Elon Musk, le PDG visionnaire de Tesla et SpaceX, a récemment livré une prédiction osée : l’intelligence artificielle (IA) et la robotique pourraient nous conduire vers un « monde d’abondance ». Selon lui, dans les deux prochaines décennies, l’argent perdra de sa pertinence et l’avenir du travail deviendra une option plutôt qu’une nécessité. Il a exposé cette idée lors du U.S.-Saudi Investment Forum à Washington, D.C., une perspective qui remettrait profondément en question notre rapport au travail et à l’économie, et qui suscite curiosité et débats à travers le monde.

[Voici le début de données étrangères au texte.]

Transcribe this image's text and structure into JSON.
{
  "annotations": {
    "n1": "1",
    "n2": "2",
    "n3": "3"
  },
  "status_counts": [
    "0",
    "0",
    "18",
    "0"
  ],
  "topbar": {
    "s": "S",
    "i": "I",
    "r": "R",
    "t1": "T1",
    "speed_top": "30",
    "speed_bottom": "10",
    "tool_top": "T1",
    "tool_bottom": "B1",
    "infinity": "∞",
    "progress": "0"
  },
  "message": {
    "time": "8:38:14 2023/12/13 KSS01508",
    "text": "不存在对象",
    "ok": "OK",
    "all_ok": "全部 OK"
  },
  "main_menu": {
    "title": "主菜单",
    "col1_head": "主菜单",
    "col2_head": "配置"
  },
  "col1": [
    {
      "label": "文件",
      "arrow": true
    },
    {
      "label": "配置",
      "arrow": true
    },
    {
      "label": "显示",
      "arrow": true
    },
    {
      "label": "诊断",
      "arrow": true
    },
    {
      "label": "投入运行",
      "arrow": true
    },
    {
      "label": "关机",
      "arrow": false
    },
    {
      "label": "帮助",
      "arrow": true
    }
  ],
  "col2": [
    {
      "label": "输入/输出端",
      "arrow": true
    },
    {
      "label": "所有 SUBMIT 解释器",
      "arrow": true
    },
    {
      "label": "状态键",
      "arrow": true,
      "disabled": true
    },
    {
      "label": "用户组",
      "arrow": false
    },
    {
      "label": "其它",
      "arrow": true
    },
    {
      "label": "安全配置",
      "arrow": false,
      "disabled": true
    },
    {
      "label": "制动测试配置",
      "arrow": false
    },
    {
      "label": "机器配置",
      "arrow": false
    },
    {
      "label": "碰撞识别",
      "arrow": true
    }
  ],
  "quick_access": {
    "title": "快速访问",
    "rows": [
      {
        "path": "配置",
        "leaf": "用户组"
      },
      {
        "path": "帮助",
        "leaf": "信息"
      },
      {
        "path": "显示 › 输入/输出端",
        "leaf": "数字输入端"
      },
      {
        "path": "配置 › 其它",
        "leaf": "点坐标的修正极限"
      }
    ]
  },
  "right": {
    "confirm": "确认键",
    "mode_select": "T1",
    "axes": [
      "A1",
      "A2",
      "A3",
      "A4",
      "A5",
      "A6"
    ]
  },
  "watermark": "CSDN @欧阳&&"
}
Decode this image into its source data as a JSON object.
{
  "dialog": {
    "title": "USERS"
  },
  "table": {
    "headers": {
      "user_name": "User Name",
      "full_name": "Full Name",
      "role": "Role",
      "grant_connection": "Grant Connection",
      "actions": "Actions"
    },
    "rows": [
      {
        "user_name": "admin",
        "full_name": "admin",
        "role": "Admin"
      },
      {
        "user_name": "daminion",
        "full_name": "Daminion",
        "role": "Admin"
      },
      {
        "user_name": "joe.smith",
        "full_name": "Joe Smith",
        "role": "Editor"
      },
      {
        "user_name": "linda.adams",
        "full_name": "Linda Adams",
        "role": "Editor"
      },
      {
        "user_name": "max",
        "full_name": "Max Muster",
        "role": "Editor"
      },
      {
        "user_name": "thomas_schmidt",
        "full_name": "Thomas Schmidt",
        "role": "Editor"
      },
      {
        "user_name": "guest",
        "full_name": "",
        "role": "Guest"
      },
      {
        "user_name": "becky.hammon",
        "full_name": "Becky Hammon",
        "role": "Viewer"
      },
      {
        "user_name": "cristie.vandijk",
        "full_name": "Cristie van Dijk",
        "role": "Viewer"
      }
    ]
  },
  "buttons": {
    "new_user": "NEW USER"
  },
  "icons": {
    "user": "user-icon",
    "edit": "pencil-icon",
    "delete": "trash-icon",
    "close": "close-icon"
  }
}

La révolution technologique qui arrive
Au cœur de sa prédiction : l’intelligence artificielle et la robotique. Selon le site Fortune, ces technologies, qualifiées par le National Bureau of Economic Research (NBER) de Transformative AI (TAI), devraient augmenter la croissance économique globale des facteurs d’au moins 3 à 5 fois les moyennes historiques. Musk imagine un futur où l’argent ne serait plus le principal moteur de l’affectation du travail. Pour illustrer son propos, il utilise une image parlante : « Si vous êtes échoué sur une île déserte avec un trillion dollars, cela sera inutile parce qu’il n’y a pas de travail à allouer. »
Avec l’essor de machines comme les robots humanoïdes Optimus de Tesla et des usages de l’IA dans de nombreux secteurs, Musk prédit un « monde d’abondance » où « si vous pouvez l’imaginer, vous pouvez l’avoir ». L’idée est que la valeur économique du travail pourrait décliner, laissant place à une organisation sociale radicalement différente. Ce scénario évoque un découplage du système monétaire où l’énergie devient la véritable norme de valeur.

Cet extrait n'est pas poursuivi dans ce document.